#ORATÓRIO QUE VIBRA A FIBRA ADORMECIDA# GRAÇA FONTIS: PINTURA Manoel Ferreira Neto: PROSA
Ah,
senhores, pudesse eu agora fechar os olhos com bastante força, como se tivesse
saudades daquele sonho de estar andando num campo de grama muitíssimo verde,
flores por toda a sua extensão, de cabeça baixa, mãos cruzadas nas costas,
quando ouvi uma voz que, em princípio, pensei ser-me bem familiar, mas quando
virei, já estando a pessoa perante mim, descobri não tê-la visto antes, e
talvez que jamais a tenha querido ver e nem tampouco passar por ela, e ela
perguntou a mim se estava a caminho das sendas perdidas, respondendo-lhe eu que
não, que estava apenas procurando espairecer um pouco as idéias por me
encontrar cansado, desejando mesmo prolongar este sonho um pouco mais; isto,
inclusive, iria de algum modo poder persuadir que seguia a alameda que me conduzia
a uma verdade de mim, quando a pessoa disse era necessário ir-se embora, mas
que eu continuasse lutando, não desistisse por um segundo sequer, e isto me
conscientizou dos valores que assumo no mundo, a luta seria a minha salvação.
Porém,
minutos depois, acordo e salto da cama, lembrando-me de que não coloquei água
benta no copo de leite, tomando, antes de deitar para dormir, e que o faria
naquele exato momento. Tomar a água benta havia feito uma insofismável
revolução em minha vida. Tenho sem dúvida buscado apanhar o fio que me liga a
todos os sonhos incoerentes e contraditórios que tive ao longo dos tempos.
Enquanto,
olhando-me ao espelho, percebendo a necessidade de pentear a barba, porque o
hábito de cofiá-la com constância a deixou eriçada de todo, consciente de que
tenho de vestir-me, procurar uma roupa que me caiba bem, combiná-la, ou seja,
produzir-me com esmero, calçar um sapato muito bem engraxado, erguendo ora um
pé, ora outro, admirado com o êxtase e euforia, sussurrando algumas palavras entre
os lábios, palavras inteligíveis e portadoras de sentido, ao mesmo tempo em que
o rosto vai subscrevendo os pensamentos e idéias, os desejos e vontades, os
sonhos e ideais, com metáforas adequadas, com símbolos precisos, com signos
exatos.
Arauto do
invisível avulta pela permanência o oratório que vibra a fibra adormecida, o
meu temperamento romântico, e por que não dizer a impulsividade de acreditar
que revelo o espírito, quando deveria dizer que manifesto a alma, repleta de
circunstâncias e situações? Acabo de retirar do fogo a mísera e formosa heroína
de amores desgraçados.
Naufrago uma
vez com o homem negligente, empenhado na sorte dramática dos pés feridos em
panos velhos de linho, com a respiração alterada, e desde então é substituído
pela imagem de angústia...
Não assisto
ainda à aparição de mim a mim próprio. Nunca penso a sós comigo, no silêncio?
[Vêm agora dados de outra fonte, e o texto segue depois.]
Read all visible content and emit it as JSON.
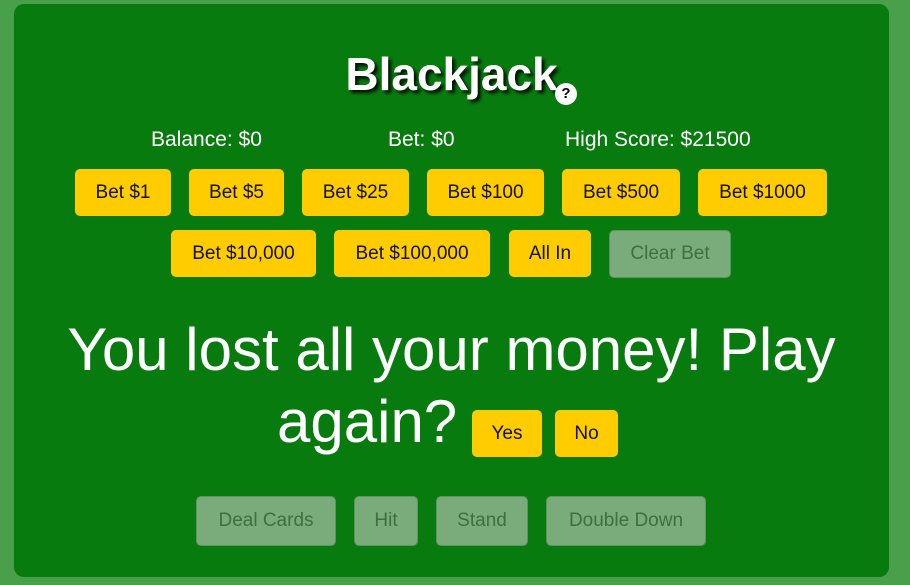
{
  "game": {
    "title": "Blackjack",
    "help_symbol": "?"
  },
  "stats": {
    "balance": "Balance: $0",
    "bet": "Bet: $0",
    "high_score": "High Score: $21500"
  },
  "bet_buttons": {
    "bet_1": "Bet $1",
    "bet_5": "Bet $5",
    "bet_25": "Bet $25",
    "bet_100": "Bet $100",
    "bet_500": "Bet $500",
    "bet_1000": "Bet $1000",
    "bet_10000": "Bet $10,000",
    "bet_100000": "Bet $100,000",
    "all_in": "All In",
    "clear_bet": "Clear Bet"
  },
  "game_over": {
    "message_line1": "You lost all your money! Play",
    "message_line2": "again?",
    "yes": "Yes",
    "no": "No"
  },
  "actions": {
    "deal": "Deal Cards",
    "hit": "Hit",
    "stand": "Stand",
    "double_down": "Double Down"
  },
  "colors": {
    "page_background": "#4a9f4a",
    "table_felt": "#087b0f",
    "button_active": "#ffcc00",
    "button_disabled": "#7aab7a",
    "text": "#ffffff"
  }
}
Estou vivo, sei-o e muito bem, eu, este vernáculo de sonhos que sinto presente,
vernáculo que não se pensa, não se toca, é estranho e arrepia de alegria e me
põe os olhos na eternidade.
Como se uma
árvore me acompanhasse, dialogasse comigo – árvore de grande copa, de desejo
definido, curvada como para me saldar, parabenizar-me, com o seu amparo, o
viajante da ressurreição.
Como se mãos
possíveis me estendessem um tesouro, qual não seja o tesouro de olhos verdes,
tesouro aberto para o prazer da alma e realização do espírito. Enigma
suficiente para aproximar o amor; resultado capaz de fazer acordar a humanidade
dos homens.
É leve,
ágil, inquieta – com um pouco de ingenuidade; às vezes agressiva, mas dotada de
espírito perspicaz, sinuoso, capacidade de reflexão e perquirições. Nisto posso
entrever o retrato de mulher, se não convém falar também dos olhos, a imagem do
tesouro, que, se são nítidos como os de Eva, após o pecado, se é que houve
mesmo o antes dele, consigo pensar nestes olhos distantes. Olhando de certo
modo, os risos ameaçam ou penetram os interstícios da consciência alheia. Estas
ocasiões que são raras, mas não são duvidosas. A expressão é outra, meiga ou
ingênua, e mais de juventude que de adulta, mais de mãe.